The medical community in India has mostly resigned itself to current conditions. All the surgical residents I met hoped to go into the cash-only private sector (where patients with the means increasingly seek care, given the failure of the public system) or abroad when they finished their training – as I think I would, in their shoes. Many attending surgeons were plotting their escape, too. Meanwhile, all live with compromises in the care they give that they cannot bear to tolerate.
(from Atul Gawande's 'Better: A Surgeon's Notes On Performance', pp 242-243, Metropolitan Books, 2007)

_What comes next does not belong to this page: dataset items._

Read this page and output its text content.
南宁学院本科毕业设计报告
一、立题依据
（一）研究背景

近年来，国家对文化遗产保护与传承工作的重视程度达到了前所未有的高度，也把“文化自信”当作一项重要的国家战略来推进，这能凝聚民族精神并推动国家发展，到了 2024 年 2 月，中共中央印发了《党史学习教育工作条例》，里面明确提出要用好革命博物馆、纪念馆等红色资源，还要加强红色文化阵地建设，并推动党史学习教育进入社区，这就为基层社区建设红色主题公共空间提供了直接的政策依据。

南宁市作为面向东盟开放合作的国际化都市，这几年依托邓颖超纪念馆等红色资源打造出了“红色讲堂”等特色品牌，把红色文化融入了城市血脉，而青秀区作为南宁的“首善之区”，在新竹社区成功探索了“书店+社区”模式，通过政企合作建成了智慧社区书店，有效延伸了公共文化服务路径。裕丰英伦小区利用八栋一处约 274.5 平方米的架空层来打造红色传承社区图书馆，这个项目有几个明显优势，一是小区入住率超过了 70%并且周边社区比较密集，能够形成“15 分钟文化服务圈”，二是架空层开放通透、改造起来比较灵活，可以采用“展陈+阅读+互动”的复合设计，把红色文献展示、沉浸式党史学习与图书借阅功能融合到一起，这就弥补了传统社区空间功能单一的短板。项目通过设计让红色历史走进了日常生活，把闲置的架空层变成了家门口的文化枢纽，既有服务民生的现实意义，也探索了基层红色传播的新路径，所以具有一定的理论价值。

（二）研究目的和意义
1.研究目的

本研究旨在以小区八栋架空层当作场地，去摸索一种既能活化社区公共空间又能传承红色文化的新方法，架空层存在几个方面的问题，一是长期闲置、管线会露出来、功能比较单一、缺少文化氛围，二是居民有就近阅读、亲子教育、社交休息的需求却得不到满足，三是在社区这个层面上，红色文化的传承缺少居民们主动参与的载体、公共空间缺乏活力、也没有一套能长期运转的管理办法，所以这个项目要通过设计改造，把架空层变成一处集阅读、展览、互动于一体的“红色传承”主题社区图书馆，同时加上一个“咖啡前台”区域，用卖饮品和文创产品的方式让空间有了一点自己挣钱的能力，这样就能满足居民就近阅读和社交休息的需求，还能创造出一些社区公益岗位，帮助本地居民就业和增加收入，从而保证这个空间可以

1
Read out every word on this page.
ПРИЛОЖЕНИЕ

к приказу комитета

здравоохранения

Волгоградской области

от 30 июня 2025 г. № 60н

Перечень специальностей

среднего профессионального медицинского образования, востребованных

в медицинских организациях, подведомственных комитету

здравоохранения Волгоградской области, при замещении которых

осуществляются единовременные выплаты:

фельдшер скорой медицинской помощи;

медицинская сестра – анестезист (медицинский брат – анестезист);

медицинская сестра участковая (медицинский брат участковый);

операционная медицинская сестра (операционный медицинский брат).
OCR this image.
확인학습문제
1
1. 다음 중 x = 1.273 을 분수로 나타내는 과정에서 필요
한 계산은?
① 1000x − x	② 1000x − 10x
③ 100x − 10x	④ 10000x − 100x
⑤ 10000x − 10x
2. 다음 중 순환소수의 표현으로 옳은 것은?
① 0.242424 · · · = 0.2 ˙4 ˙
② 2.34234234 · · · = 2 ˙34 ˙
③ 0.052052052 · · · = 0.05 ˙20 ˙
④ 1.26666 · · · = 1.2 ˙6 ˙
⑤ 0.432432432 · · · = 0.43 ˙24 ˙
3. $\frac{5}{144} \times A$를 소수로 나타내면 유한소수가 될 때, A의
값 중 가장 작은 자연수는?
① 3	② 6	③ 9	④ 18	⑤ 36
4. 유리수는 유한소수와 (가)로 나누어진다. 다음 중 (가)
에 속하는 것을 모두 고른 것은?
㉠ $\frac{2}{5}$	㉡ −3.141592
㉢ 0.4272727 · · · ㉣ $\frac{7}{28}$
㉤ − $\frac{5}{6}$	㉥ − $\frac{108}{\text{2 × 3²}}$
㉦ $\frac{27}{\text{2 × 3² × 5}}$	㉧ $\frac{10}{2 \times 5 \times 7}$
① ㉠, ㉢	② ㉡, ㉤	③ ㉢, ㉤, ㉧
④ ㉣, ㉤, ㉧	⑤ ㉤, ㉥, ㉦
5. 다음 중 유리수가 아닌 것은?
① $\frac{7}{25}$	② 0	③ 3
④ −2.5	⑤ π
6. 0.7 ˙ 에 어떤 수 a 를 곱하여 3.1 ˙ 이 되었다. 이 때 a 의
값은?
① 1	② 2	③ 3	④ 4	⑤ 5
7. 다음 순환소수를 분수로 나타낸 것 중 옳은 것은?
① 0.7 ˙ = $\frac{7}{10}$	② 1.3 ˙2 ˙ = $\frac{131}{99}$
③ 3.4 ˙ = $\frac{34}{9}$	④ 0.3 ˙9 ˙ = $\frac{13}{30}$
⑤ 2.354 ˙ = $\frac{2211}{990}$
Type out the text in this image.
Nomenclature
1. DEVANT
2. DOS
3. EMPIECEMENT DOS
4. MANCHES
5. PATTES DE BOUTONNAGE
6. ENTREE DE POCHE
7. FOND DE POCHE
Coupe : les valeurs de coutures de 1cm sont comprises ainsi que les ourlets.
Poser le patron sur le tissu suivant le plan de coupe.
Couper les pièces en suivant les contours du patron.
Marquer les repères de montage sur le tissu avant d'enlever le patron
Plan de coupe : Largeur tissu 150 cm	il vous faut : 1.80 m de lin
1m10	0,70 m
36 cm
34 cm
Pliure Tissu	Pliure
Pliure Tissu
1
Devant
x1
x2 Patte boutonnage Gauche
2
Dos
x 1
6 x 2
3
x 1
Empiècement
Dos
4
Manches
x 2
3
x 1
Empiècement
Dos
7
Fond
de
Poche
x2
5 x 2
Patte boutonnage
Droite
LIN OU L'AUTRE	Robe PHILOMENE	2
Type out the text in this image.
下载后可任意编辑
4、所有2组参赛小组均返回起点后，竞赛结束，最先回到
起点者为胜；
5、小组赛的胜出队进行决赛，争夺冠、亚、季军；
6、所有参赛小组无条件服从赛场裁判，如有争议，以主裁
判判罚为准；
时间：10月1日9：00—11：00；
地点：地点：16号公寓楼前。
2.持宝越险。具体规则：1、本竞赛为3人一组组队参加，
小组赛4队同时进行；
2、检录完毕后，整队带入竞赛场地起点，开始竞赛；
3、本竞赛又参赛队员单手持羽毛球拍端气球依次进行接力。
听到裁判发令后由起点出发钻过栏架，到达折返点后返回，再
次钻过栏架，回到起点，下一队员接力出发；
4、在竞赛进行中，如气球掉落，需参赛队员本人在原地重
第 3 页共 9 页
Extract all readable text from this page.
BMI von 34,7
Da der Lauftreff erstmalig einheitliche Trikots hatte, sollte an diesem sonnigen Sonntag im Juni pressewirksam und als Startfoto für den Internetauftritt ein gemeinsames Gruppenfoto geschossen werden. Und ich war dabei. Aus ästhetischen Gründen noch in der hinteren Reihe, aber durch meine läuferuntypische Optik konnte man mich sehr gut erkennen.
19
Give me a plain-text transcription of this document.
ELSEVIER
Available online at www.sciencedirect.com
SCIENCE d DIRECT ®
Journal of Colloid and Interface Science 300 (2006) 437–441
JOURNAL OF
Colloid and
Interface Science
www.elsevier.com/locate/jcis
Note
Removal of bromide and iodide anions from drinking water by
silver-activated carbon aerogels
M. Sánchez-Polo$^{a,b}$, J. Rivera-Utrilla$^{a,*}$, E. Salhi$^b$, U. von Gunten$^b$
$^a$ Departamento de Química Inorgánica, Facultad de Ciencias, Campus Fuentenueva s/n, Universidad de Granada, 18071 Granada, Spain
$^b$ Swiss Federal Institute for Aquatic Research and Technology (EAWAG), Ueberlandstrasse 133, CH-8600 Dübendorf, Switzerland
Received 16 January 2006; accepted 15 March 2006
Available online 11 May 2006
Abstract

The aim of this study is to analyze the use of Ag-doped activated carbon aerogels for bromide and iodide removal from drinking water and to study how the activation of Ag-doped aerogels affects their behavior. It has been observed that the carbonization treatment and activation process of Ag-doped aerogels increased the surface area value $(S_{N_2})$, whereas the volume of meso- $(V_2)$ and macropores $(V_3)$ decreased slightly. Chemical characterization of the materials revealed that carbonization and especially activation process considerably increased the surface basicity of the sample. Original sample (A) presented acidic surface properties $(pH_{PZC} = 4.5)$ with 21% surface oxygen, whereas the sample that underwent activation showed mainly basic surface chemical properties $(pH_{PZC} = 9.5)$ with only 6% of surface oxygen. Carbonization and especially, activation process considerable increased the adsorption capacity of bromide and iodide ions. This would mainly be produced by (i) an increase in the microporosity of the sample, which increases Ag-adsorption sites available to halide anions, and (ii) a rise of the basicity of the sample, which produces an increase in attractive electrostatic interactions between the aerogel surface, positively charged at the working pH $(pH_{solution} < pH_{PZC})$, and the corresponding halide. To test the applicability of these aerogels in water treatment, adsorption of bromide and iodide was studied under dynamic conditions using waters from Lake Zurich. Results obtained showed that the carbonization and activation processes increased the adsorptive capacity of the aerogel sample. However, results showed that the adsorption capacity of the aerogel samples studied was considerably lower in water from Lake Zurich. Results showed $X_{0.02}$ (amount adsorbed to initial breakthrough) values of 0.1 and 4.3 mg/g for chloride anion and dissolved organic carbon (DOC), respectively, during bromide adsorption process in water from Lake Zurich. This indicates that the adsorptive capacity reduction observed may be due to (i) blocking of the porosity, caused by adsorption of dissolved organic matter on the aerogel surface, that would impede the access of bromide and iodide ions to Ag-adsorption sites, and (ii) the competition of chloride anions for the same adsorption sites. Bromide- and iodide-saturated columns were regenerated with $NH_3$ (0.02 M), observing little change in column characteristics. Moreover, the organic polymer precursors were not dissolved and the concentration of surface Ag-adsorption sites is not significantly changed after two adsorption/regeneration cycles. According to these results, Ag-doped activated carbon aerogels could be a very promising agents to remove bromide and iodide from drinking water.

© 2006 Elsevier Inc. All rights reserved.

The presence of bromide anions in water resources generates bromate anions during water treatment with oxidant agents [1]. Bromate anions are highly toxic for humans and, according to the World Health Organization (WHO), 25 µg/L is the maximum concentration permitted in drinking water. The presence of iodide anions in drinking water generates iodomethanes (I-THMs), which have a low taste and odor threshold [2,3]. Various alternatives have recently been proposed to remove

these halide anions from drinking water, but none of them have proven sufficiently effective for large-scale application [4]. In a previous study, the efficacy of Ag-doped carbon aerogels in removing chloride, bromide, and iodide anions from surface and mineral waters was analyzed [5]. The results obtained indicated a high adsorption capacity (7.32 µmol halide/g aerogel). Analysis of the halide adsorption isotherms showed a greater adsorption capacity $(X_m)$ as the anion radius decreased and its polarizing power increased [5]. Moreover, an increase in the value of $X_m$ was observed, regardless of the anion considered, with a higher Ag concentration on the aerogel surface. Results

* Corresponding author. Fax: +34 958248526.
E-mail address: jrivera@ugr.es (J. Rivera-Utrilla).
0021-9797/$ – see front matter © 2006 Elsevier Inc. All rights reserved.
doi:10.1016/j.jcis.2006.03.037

Just as they are on Indian roads, the margins in Indian hospitals are narrow and roughly approximated. Medical outcomes, from delivering a child to cancer treatment, have so many variables weighing upon them that it is often impossible to predict where a given patient will end up. However, the variables that can be controlled should be identified and carefully managed, to whatever extent possible.
In too many cases, this is not what happens. There are hundreds of stories online of medical professionals in India failing to perform adequately, such as this American couple's attempts to be treated for food poisoning and fever, or this article about widespread recycling of dirty syringes. The bottom line is, I got lucky with Dr Sureshkumar and his Mission Hospital colleagues. Even though my malaise petered out seemingly of its own accord, he demonstrated the value of methodical, thought-out care; how one man, employing a combination of understanding and diligence, can perform at his best.
As Gawande often says in his writing, the idea of doing the basics right is an old one. It's so old, in fact, that many people in important positions cast it aside, believing it irrelevant, especially when newer technologies are doing so much to improve and lengthen our lives.
The basics, of course, remain the foundation for everything else we do, and to forfeit quality and diligence in a field like medicine is to forfeit lives. There are no doubt thousands upon thousands of medical professionals in India who perform to the same standard as Dr Sureshkumar does. They need to be rewarded, and those who fail to follow their example need to be brought up to the same level. This will be an enormous task if the Indian medical community is as resigned to current conditions as Gawande says. But, unlike a cancer patient's prognosis, it is a possibility that need not be approximated.